J Chem Theory Comput. 2024 Dec 26. doi: 10.1021/acs.jctc.4c01237. Online ahead of print.

Abstract

Missing data in tabular data sets is ubiquitous in statistical analysis, big data analysis, and machine learning studies. Many strategies have been proposed to impute missing data, but their reliability has not been stringently assessed in materials science. Here, we carried out a benchmark test for six imputation strategies: Mean, MissForest, HyperImpute, Gain, Sinkhorn, and a newly proposed MatImpute on seven representative data sets in materials science. The imputation-induced errors (IIEs) were evaluated through the difference between imputed and original values, by root mean square error (RMSE), Wasserstein distance (WD), and a newly introduced metrics data set correlation convergence (DCC), to measure the difference at three aspects for individual data, column-wise distribution, and correlation stability of a data set.
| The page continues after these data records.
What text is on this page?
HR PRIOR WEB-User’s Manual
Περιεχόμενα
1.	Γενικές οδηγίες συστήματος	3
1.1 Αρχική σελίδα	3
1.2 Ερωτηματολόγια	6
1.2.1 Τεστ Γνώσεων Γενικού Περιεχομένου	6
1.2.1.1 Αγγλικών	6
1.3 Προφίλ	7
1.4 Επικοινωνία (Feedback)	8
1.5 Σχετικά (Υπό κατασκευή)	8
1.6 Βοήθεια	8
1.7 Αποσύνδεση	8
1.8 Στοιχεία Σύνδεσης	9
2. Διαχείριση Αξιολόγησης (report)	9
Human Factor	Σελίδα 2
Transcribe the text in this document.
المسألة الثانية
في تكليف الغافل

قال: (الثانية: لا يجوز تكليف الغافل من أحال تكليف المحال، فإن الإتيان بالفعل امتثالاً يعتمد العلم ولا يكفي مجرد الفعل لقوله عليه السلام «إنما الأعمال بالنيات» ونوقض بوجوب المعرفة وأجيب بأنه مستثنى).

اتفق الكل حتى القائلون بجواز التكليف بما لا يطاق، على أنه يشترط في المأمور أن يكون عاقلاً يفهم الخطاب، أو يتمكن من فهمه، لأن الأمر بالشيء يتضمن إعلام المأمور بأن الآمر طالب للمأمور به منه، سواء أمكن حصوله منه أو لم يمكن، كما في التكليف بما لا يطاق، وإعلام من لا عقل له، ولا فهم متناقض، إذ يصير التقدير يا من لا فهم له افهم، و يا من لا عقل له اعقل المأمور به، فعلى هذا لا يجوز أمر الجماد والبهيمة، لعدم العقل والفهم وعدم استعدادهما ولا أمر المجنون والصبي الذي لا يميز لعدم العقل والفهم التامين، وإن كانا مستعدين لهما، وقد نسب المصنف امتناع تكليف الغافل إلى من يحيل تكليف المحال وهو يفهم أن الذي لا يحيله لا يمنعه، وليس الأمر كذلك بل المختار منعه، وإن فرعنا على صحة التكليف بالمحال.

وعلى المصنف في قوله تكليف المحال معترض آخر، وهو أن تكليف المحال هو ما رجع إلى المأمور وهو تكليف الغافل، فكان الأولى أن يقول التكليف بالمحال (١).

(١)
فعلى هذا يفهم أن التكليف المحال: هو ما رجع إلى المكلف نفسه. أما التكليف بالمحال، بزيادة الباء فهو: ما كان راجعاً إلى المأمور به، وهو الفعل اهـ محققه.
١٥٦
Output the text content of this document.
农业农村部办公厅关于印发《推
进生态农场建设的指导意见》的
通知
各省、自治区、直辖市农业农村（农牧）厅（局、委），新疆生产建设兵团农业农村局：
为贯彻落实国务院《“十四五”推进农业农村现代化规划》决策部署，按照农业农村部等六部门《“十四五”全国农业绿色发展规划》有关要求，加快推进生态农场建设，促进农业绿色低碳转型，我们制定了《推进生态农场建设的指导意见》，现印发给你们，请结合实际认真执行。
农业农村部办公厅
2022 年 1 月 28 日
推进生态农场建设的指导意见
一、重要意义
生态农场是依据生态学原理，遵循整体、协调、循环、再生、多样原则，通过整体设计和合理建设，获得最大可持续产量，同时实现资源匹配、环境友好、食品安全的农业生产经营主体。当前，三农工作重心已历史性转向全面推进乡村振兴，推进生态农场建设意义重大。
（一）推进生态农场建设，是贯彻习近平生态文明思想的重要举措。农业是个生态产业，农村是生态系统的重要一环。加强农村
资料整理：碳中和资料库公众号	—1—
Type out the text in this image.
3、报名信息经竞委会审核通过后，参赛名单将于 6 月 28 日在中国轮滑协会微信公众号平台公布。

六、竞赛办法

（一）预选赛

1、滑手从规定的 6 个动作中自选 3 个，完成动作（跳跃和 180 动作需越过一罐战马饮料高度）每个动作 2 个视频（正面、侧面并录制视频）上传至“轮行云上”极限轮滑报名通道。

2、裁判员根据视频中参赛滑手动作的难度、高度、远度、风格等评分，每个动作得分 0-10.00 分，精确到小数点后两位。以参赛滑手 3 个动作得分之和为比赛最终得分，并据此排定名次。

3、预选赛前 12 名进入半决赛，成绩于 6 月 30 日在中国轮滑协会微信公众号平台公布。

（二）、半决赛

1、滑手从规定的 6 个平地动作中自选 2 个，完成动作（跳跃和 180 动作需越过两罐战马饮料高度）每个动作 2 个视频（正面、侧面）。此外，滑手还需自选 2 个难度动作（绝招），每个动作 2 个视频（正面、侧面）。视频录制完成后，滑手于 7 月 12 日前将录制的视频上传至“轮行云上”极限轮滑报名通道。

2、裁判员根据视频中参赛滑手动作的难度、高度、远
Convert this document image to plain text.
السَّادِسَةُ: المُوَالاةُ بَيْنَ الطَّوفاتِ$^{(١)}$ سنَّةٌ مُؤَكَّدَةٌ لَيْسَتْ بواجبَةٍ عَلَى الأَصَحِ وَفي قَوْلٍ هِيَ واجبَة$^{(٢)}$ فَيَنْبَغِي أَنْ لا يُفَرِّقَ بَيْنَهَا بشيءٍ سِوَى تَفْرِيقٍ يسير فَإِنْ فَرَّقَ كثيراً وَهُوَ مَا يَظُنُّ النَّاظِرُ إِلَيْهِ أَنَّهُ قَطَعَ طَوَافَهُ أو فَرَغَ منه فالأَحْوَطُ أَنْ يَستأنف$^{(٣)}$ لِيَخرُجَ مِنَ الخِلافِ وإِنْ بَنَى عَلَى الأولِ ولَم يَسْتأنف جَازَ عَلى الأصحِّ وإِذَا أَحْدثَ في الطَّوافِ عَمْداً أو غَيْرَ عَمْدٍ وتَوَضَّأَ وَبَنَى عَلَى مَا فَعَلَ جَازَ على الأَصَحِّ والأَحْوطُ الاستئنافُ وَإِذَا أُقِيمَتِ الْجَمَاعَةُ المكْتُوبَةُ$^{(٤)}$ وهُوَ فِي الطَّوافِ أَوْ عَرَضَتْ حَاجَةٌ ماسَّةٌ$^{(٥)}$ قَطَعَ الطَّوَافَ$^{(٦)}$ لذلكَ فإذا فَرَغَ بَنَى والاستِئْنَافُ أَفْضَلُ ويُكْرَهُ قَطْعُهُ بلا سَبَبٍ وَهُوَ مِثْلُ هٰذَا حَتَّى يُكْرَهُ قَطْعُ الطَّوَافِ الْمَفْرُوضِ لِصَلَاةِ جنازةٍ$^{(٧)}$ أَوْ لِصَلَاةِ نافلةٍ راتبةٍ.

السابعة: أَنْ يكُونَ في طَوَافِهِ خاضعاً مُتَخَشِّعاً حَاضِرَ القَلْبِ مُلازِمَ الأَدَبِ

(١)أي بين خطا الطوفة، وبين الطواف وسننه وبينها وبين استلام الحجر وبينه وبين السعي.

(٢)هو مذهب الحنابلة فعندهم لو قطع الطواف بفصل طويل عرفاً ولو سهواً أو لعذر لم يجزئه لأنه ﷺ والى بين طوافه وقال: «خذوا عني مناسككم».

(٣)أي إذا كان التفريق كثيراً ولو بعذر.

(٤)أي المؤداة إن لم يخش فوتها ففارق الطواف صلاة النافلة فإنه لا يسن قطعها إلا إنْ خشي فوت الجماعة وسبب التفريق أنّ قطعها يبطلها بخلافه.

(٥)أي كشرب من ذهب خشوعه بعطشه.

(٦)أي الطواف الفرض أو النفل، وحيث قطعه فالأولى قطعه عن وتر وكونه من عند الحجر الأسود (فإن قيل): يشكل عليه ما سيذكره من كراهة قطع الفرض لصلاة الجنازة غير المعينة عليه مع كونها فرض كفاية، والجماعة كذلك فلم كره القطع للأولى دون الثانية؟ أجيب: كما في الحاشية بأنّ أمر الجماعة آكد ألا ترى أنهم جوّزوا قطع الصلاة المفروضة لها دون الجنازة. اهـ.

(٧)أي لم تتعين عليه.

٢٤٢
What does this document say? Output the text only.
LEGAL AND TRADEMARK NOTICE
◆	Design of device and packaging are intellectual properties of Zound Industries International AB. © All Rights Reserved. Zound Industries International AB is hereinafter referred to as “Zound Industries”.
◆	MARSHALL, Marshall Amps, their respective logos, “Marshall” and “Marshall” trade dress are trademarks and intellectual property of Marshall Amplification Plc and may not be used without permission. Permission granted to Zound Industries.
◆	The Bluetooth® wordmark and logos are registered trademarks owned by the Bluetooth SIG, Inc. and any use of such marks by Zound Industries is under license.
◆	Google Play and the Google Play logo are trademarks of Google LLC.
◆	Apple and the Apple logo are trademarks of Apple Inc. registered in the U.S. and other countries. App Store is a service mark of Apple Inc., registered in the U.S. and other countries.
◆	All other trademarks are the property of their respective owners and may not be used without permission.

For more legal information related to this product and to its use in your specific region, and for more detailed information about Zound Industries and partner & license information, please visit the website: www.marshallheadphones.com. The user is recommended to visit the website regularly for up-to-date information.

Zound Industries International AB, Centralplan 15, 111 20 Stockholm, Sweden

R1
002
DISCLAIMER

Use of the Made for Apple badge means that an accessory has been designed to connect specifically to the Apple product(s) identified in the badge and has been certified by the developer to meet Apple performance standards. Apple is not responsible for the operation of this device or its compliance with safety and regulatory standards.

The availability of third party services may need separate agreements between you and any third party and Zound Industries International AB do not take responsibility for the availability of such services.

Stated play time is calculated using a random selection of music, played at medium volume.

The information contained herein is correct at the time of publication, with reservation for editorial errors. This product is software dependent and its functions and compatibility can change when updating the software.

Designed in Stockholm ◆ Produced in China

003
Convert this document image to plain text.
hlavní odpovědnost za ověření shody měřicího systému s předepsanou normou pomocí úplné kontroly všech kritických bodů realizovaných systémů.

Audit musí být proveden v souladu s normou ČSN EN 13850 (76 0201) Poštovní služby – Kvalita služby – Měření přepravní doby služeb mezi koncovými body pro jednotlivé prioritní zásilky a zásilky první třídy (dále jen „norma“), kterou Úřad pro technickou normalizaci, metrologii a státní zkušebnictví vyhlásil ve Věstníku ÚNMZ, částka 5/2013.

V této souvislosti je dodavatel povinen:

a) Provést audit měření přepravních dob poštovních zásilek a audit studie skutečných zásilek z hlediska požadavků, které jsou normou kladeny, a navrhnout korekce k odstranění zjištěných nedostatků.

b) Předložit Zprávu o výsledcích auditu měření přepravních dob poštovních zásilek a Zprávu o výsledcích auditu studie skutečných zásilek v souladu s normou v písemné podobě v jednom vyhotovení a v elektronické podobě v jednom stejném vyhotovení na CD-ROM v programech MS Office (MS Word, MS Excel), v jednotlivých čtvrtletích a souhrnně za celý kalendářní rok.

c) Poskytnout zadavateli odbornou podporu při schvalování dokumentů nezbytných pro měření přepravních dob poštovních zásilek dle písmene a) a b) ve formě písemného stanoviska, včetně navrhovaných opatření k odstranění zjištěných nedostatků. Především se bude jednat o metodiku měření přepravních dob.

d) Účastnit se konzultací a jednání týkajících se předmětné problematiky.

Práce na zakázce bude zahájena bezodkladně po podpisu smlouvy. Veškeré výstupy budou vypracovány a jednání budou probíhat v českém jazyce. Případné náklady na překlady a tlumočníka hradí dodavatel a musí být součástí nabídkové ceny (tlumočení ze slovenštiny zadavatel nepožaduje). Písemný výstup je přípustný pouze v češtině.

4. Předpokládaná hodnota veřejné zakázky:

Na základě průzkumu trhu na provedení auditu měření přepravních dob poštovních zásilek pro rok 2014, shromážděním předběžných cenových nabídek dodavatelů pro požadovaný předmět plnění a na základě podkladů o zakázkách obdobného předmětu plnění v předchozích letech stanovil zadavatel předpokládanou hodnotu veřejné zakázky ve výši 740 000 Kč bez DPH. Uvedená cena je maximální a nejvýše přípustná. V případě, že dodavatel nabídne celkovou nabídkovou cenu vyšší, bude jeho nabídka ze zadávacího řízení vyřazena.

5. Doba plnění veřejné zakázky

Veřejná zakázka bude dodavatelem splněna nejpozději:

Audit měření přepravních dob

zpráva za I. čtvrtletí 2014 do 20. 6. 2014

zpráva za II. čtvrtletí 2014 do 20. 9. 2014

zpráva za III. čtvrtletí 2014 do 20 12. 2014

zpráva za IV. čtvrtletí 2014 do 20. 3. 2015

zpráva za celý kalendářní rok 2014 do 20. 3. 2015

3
MatImpute outperformed the others with the least RMSE and WD and the highest DCC. The IIE increases with the increase of data missing ratio and in the order of missing at random < missing completely at random ≤ missing not at random, considering inherent correlations among missing data. A similar trend was observed for the increase of IIE along the central departure distance in units of the standard deviation, which is consistent with the increase of difficulty from interpolation to extrapolation. Further tests of IIE in regression and classification machine learning predictive models, MatImpute also preserved the highest data recovery fidelity. We released the code of MatImpute to facilitate the construction of high-quality data sets in materials science.